Increased Canvas Mobile App Usage

In this post, I highlight the trend of increasing Canvas mobile app usage. I also revisit the tools highlighted last year using grand totals and year-over-year percentage change.

Mobile App Usage

In 2018 Canvas Data Trends, I wrote about increasing use of the Canvas mobile apps as measured by peak user counts. Mobile app usage continues to increase on those measures: peak user counts reached new highs in 2022 with over 2,900 in the peak hour (on August 30), over 9,600 in the peak day (October 3), and over 13,400 in the peak month (September). 

The charts in the 2018 post juxtaposed mobile app users and total Canvas users in different lines on a shared axis.
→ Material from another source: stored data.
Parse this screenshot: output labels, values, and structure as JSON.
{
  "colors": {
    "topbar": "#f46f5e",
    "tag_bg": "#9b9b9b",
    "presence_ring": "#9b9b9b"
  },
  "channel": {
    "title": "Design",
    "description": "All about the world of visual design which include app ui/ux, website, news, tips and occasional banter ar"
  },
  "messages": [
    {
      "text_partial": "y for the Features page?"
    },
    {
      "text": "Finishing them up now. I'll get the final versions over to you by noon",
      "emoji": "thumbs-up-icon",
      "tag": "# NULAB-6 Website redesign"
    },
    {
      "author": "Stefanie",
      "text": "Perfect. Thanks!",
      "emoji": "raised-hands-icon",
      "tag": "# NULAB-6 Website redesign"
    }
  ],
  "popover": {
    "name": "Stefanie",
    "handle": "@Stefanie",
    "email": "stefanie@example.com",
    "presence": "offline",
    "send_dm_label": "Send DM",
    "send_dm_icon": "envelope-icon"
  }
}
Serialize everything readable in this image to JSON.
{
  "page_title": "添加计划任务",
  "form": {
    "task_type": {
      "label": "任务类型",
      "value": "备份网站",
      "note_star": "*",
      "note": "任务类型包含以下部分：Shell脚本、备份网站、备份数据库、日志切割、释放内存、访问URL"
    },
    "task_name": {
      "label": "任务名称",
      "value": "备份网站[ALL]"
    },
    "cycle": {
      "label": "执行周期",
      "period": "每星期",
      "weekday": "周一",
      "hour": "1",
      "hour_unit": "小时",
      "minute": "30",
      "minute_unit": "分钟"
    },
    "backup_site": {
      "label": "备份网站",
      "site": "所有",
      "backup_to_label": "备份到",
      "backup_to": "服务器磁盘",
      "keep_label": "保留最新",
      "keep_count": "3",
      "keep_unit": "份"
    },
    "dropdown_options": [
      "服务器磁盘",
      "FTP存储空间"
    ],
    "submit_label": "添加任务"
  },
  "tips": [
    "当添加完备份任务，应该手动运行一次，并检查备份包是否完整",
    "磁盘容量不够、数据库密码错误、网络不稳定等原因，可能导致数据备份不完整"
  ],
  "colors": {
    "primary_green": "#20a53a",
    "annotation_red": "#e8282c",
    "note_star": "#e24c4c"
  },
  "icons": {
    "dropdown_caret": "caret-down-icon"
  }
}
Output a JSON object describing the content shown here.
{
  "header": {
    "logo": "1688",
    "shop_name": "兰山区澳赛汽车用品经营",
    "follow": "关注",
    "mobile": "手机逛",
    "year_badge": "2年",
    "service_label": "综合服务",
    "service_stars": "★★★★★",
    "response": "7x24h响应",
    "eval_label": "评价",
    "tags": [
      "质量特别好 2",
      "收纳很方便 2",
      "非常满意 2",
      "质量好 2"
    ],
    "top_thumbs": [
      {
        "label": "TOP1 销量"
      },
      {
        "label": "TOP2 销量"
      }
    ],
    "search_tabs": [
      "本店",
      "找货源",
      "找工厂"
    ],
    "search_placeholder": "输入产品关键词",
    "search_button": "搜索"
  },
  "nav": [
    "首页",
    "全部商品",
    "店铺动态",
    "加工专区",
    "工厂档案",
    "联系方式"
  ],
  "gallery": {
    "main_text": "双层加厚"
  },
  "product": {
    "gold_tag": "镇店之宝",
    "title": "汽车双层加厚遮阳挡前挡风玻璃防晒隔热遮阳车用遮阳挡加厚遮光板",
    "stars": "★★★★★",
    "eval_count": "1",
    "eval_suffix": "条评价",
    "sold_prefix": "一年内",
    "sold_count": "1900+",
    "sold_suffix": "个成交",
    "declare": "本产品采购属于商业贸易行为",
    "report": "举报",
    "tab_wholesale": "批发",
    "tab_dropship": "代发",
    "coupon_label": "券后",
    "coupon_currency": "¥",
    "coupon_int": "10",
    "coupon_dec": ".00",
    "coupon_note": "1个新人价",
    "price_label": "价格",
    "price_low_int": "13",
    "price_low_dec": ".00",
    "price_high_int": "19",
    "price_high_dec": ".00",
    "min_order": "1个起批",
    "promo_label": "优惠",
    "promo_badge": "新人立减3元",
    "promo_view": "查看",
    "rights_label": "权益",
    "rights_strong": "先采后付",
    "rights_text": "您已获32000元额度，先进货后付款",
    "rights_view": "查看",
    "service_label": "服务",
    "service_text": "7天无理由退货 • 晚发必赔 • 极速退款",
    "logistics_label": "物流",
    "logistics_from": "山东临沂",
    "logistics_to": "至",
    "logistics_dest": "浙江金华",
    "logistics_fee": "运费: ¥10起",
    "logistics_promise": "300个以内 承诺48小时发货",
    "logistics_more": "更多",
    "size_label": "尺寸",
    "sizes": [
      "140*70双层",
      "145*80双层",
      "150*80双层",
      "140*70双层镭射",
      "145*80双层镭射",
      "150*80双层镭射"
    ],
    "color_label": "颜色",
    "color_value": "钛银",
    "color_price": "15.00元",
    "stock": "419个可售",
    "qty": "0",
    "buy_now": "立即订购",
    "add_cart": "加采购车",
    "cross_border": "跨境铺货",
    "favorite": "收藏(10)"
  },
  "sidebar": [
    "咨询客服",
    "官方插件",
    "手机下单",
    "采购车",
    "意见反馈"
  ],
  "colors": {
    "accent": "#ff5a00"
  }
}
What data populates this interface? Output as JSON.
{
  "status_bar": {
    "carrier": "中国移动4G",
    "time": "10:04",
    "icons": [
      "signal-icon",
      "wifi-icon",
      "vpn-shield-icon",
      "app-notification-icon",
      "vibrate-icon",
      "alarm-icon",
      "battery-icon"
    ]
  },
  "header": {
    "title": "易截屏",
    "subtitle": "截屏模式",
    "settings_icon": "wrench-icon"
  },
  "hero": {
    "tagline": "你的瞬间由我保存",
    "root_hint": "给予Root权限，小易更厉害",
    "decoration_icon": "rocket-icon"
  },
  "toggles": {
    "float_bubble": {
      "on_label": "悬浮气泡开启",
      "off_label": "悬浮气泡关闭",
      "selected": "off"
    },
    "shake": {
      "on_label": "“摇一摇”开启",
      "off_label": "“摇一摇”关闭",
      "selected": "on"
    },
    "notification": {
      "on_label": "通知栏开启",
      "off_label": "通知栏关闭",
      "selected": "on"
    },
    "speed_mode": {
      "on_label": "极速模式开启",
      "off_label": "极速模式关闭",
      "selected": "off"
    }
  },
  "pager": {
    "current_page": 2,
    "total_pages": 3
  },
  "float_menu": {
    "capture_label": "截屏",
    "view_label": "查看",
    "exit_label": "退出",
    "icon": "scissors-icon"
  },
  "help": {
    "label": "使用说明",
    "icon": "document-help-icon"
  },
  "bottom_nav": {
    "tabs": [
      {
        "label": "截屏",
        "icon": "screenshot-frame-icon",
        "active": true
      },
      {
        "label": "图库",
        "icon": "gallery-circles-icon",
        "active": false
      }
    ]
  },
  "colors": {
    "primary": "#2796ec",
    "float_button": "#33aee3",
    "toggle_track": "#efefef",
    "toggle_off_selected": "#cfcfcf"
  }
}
This year I have a chart showing the weekly average of the daily ratio of mobile app users over total Canvas users. This gives the rough percentage of Canvas users who are everyday users of the mobile apps, which increased a great deal since 2018. 

The ratio is above 50% for most weeks in 2022 and Spring 2023 (summer ratios are consistently lower). When I presented the chart above to coworkers, they asked whether students or teachers use the Canvas mobile app most. They also asked how much the mobile app users use the app, i.e. what percentage of each mobile app user’s access is made through mobile, and how student mobile use compares to teacher mobile use. These are great questions, but my stored aggregated view data lacks the detail to answer them. To look at mobile usage by role and to measure depth of usage, I aggregated view data from February and March of 2023 with more detail than usual. I have calculated users’ mobile ratios (mobile views as a percentage of all their views) and identified their most privileged course role to make histograms of student and teacher mobile use.

The histogram groups users with ratios less than the next bin’s threshold (e.g. 0% bar includes all users with ratios below 10%). Only users whose most privileged course role is a student role are shown. Only users with some mobile access are shown (1213 users with student role had no mobile access during this period).
The histogram groups users with ratios less than the next bin’s threshold (e.g. 0% bar includes all users with ratios below 10%). Users shown have a most privileged course role of teacher or grader and have some mobile access (1719 teacher or grader users had no mobile access during this period).

The detailed mobile access data from February and March shows that it makes up a small portion of access by the vast majority of the teachers who used Canvas on a mobile device at all: 69% of mobile-using teachers used it for less than 20% of their accesses, and less than 10% of mobile-using teachers used mobile for 50% or more of their accesses. The story is different for students: 72% of mobile-using students used it for at least 20% of their accesses. We can conclude that students are the main driver of increasing average daily mobile app use in Canvas. It is also probable that most students in a course access Canvas on mobile devices more often than does their teacher.

Revisiting Last Year’s Highlighted Data

In Increased Canvas Use in 2020 and 2021, I used line charts to show the large increases in total views, online submissions, Studio launches, and discussion posts following the switch to remote teaching & learning. Canvas use remained high in 2022 even as most courses met on campus. The shape of the lines for 2021 and 2022 would be very similar in updated versions of last year’s charts. A simplified list of grand totals and year-over-year changes for these tools shows the annual trends at a high level.

Non-OPUS and sandbox courses are filtered out for Studio launches, online submissions, and discussion posts. 

The tools that were used less overall in 2022 compared to 2021 are Canvas Studio and Discussions. While primarily remote teaching caused huge increases for both tools, returning to primarily in-person teaching has not caused their use to return to 2019 levels.